Şimdi artık fetva verilirken delilin kuvvetine bakılmıyor. Kimse söylediklerinin Kur’an’a, Sünnet’e, İcma’a ve Kıyas’a, dolayısıyla Allah Tealâ’nın rızasına uygun olup olmadığını dikkate almıyor, araştırmıyor. Dikkate alınan tek bir husus var: Çağdaş değer yargılarıyla çelişmemek…
Fetva vermek, fetva soran kişiye, sorduğu meselenin dinî hükmünü bildirmek demektir. Hüküm doğrudan doğruya dine mal edildiği için fetva verme işi son derece hassas ve risklidir.
Bu itibarla fetva ile hükme bağlanan, daha doğrusu hükmü karşı tarafa bildirilen mesele sağlam delillere dayalı olmalıdır. Zira fetva veren kişi, “Bu konuda Allah Tealâ’nın razı olduğu hüküm budur.” demiş olmaktadır.

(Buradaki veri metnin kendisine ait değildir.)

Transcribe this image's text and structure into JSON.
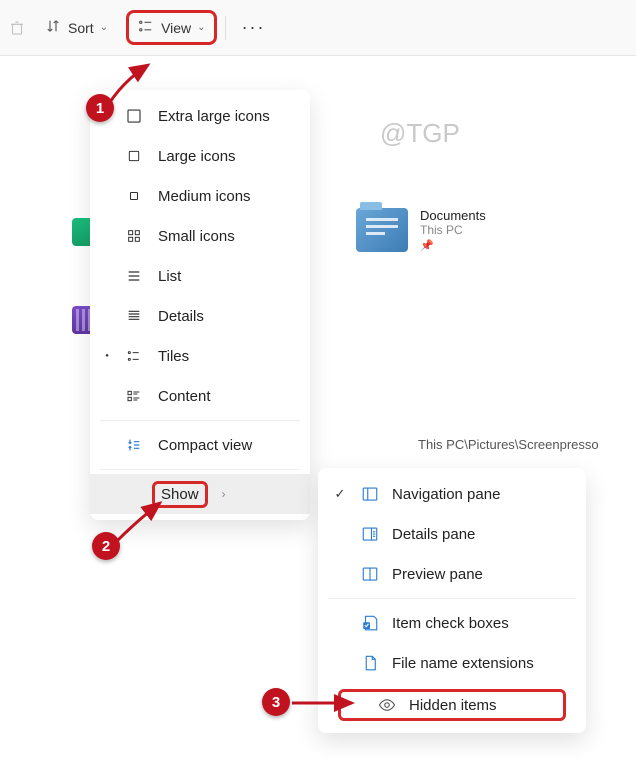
{
  "toolbar": {
    "sort_label": "Sort",
    "view_label": "View"
  },
  "watermark": "@TGP",
  "folder": {
    "name": "Documents",
    "location": "This PC"
  },
  "breadcrumb": "This PC\\Pictures\\Screenpresso",
  "view_menu": {
    "items": [
      {
        "label": "Extra large icons",
        "selected": false
      },
      {
        "label": "Large icons",
        "selected": false
      },
      {
        "label": "Medium icons",
        "selected": false
      },
      {
        "label": "Small icons",
        "selected": false
      },
      {
        "label": "List",
        "selected": false
      },
      {
        "label": "Details",
        "selected": false
      },
      {
        "label": "Tiles",
        "selected": true
      },
      {
        "label": "Content",
        "selected": false
      }
    ],
    "compact_label": "Compact view",
    "show_label": "Show"
  },
  "show_menu": {
    "items": [
      {
        "label": "Navigation pane",
        "checked": true
      },
      {
        "label": "Details pane",
        "checked": false
      },
      {
        "label": "Preview pane",
        "checked": false
      },
      {
        "label": "Item check boxes",
        "checked": false
      },
      {
        "label": "File name extensions",
        "checked": false
      },
      {
        "label": "Hidden items",
        "checked": false
      }
    ]
  },
  "callouts": {
    "one": "1",
    "two": "2",
    "three": "3"
  }
}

Fetva verme işinin hassasiyeti, sadece ilgili kaynakların ittifakla naklettiği bu keyfiyetten kaynaklanmamaktadır. Yüce Rabbimiz’in şu ayetlerde beyan buyurduğu hükümleri “fetva vermek” olarak Yüce Zatı’na izafe ve isnad etmiş olması, fetva işinin ehemmiyetini ortaya koyan bir diğer önemli noktadır.
“Kadınlar hakkında senden fetva istiyorlar. De ki: Onlar hakkında fetvayı Allah veriyor…” (Nisa, 127)
“Senden fetva istiyorlar. De ki: Allah kelâle (babası ve çocuğu olmayan) hakkında şöyle fetva veriyor…” (Nisa, 176)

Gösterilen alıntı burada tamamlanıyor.